Pivoting Around Memory

When exploiting a program, there's four primary regions of memory that matter to us:

  • The program itself
  • The stack
  • libc
  • The heap

All of these may be at randomized addresses, but a complex exploit will often need to interact with each of them. So how can we figure out where all of these are?

It turns out that if you have an arbitrary memory read and a pointer to any one of the four regions (or a relative read inside a region and the address you're reading relative to) it's actually possible to pivot around and leak the addresses of all of the other regions.

To start with, lets cover some methods you may be familiar with:

libc from binary: reading GOT entries

In the case a binary is not position-independent or you have a leak of the program base, GOT entries are a super simple way to leak libc's address, opening up an entire realm of exploits available inside of libc itself.

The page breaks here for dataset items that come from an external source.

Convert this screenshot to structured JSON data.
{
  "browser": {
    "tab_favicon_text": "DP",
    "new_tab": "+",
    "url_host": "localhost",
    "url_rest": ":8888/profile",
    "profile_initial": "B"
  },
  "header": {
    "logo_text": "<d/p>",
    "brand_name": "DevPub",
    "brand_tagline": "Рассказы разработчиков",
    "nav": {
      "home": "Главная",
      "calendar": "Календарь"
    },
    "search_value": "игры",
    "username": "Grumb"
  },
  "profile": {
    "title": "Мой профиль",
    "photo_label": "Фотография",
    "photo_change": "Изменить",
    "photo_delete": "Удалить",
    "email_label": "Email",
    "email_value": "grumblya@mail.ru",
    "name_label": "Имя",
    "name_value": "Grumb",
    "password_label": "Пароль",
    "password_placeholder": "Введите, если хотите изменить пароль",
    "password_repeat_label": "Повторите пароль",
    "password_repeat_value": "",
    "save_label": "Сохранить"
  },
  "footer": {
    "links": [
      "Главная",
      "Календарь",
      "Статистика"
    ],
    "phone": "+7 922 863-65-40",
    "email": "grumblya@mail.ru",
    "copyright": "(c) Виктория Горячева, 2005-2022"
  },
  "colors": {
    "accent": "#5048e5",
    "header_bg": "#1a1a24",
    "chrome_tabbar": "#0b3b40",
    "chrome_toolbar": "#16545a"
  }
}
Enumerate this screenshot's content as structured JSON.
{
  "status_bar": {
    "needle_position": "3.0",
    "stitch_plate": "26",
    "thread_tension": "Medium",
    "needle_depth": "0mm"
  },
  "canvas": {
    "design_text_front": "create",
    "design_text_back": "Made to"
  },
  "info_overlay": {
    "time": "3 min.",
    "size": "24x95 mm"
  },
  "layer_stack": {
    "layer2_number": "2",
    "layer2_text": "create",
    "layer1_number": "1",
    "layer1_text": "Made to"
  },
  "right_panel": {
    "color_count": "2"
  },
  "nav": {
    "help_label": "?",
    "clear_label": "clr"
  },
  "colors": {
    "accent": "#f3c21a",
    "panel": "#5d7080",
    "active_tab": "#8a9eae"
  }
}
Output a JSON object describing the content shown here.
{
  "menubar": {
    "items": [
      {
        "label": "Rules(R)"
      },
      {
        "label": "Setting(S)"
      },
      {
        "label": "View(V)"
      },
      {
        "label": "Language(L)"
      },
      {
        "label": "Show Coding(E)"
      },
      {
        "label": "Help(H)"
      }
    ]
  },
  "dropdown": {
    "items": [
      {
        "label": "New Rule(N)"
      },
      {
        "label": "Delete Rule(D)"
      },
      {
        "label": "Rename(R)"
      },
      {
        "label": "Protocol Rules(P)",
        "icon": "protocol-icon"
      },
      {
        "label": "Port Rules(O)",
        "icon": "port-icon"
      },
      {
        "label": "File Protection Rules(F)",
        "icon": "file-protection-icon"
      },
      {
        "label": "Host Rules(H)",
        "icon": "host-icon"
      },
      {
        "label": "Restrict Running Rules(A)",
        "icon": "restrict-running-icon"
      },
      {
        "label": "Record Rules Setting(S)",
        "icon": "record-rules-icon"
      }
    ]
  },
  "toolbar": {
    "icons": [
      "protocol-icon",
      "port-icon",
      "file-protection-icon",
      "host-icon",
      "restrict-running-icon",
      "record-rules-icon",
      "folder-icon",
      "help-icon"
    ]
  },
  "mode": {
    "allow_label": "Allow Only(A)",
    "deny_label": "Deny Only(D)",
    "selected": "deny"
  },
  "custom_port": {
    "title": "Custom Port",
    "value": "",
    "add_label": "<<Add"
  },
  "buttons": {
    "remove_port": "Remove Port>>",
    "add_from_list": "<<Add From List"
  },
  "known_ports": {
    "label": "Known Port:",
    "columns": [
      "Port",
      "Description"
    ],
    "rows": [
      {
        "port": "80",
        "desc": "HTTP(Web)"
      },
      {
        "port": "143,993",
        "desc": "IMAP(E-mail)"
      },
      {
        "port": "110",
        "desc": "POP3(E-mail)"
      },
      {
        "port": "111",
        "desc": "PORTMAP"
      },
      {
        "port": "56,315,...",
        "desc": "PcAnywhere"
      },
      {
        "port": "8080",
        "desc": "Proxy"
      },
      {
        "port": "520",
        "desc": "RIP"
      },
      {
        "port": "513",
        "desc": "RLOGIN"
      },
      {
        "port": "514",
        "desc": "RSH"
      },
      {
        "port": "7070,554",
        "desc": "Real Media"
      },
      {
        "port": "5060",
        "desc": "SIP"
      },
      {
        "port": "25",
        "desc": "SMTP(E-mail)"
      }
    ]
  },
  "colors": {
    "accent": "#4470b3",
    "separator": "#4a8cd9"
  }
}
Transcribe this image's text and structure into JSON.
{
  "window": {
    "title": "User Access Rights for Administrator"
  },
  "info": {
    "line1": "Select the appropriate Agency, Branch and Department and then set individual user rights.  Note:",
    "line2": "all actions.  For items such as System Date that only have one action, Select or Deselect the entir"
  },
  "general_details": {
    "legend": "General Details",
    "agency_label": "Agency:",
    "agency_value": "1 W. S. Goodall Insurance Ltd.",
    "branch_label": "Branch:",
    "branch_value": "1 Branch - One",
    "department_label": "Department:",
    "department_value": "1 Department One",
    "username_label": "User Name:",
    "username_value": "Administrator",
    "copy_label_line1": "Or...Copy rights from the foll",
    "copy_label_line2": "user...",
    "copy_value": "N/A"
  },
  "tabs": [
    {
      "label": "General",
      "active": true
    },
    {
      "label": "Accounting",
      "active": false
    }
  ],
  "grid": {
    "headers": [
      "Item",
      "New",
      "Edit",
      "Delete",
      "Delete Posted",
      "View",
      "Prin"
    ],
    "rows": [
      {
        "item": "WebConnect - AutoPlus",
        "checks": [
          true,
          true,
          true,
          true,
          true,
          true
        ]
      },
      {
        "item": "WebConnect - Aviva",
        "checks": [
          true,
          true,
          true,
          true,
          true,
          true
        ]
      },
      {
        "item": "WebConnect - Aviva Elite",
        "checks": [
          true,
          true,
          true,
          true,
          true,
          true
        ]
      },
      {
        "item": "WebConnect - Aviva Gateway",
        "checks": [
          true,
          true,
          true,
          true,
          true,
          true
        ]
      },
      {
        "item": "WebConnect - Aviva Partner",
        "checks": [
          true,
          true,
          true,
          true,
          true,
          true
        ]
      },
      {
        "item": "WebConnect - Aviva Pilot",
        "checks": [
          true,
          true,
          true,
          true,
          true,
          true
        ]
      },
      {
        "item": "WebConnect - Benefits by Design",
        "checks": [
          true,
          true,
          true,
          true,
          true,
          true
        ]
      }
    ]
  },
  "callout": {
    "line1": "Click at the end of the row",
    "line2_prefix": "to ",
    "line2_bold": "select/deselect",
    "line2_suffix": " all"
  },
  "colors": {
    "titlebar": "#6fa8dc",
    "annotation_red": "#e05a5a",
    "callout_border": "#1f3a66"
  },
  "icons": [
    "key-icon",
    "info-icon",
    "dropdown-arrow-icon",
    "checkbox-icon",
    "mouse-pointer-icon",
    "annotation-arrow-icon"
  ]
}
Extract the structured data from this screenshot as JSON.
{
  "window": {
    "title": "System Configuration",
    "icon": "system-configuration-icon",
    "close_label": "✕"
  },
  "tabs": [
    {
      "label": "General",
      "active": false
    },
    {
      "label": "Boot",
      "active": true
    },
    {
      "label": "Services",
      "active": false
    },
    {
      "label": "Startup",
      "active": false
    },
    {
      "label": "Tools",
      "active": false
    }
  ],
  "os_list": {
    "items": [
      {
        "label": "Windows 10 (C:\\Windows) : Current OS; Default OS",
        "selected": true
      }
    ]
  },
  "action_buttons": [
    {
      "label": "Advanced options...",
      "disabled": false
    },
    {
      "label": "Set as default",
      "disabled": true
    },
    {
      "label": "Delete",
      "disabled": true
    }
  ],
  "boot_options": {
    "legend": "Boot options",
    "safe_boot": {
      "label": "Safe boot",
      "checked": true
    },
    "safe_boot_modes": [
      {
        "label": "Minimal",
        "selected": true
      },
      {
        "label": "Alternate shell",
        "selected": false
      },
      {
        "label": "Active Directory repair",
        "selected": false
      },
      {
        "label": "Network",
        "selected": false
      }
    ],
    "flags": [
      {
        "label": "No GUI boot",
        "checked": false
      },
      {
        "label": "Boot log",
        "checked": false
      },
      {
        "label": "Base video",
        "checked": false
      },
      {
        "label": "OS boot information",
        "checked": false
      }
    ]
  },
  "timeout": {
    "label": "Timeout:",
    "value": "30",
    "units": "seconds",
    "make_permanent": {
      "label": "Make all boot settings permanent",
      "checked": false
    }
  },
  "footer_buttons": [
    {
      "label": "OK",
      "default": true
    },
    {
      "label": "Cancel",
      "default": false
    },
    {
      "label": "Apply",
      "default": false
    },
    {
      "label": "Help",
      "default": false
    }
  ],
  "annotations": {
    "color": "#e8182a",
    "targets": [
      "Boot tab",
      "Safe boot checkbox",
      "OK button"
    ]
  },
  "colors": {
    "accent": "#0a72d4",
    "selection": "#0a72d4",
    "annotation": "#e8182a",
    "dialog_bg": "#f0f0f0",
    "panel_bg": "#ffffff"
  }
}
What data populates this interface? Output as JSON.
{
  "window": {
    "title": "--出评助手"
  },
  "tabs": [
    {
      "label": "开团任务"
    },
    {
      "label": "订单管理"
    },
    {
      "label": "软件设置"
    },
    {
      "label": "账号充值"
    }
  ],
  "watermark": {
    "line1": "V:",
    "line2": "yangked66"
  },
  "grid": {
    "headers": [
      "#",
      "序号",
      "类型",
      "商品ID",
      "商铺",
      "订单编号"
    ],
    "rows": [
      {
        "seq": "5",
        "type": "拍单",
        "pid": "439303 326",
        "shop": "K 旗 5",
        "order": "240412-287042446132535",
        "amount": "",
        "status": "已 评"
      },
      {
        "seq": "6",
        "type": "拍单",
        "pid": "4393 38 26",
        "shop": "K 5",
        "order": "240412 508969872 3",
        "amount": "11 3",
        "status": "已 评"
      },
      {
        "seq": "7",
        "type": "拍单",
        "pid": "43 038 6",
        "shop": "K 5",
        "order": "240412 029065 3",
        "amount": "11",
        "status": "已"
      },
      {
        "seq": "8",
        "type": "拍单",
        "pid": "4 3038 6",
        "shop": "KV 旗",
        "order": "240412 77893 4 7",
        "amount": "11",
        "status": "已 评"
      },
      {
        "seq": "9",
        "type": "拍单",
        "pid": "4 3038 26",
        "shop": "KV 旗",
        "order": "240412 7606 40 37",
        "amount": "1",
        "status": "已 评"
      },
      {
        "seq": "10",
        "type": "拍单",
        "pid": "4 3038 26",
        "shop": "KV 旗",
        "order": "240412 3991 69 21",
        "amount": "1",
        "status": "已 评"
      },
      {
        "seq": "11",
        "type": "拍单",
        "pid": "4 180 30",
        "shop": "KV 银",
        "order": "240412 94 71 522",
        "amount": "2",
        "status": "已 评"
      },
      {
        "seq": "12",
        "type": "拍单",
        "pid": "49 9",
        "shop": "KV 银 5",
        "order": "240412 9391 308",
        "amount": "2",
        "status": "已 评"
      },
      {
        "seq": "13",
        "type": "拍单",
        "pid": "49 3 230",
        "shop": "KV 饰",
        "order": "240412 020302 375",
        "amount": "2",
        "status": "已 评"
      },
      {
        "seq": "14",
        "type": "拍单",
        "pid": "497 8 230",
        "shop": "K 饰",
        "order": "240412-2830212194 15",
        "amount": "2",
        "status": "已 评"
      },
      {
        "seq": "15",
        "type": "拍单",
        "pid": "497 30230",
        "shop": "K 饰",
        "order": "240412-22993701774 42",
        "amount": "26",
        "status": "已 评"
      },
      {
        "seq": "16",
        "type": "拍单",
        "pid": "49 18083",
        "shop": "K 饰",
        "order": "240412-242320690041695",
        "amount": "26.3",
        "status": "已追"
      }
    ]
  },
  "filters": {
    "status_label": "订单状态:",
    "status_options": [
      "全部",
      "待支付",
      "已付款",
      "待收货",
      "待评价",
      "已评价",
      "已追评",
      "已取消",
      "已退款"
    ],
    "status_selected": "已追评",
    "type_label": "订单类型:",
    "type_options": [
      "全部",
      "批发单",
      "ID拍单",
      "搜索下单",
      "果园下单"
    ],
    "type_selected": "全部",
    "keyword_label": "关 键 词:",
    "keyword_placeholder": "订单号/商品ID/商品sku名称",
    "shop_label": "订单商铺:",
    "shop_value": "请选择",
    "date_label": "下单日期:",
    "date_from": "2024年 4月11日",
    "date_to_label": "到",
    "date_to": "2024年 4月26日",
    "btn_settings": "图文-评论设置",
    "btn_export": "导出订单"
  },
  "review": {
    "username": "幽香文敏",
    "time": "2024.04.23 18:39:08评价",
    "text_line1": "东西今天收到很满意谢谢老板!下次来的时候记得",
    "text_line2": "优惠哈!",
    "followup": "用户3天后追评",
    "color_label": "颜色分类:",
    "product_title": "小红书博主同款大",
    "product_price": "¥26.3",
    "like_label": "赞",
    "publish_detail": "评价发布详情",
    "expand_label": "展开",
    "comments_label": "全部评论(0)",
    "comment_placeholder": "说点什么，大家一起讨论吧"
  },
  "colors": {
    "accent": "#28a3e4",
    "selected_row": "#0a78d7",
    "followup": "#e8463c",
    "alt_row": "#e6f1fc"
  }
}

libc <-> heap: reading main_arena pointers

If you have an arbitrary heap read (or, in some cases, just a read after free), you can often get pointers into libc by reading memory in the heap that points into the main_arena in libc. You'll typically see these as the last next pointer in freelists.

Going the other way, if you have a read inside of libc, you can read out of main_arena to get pointers into the heap.

Program base and/or libc from stack: reading return addresses

If you have the ability to read on the stack, you can leak function pointers by reading out the return addresses. This will yield either function pointers to the program itself (defeating PIE), to libc (giving you libc base), or to other libraries which could be useful as part of an exploit chain.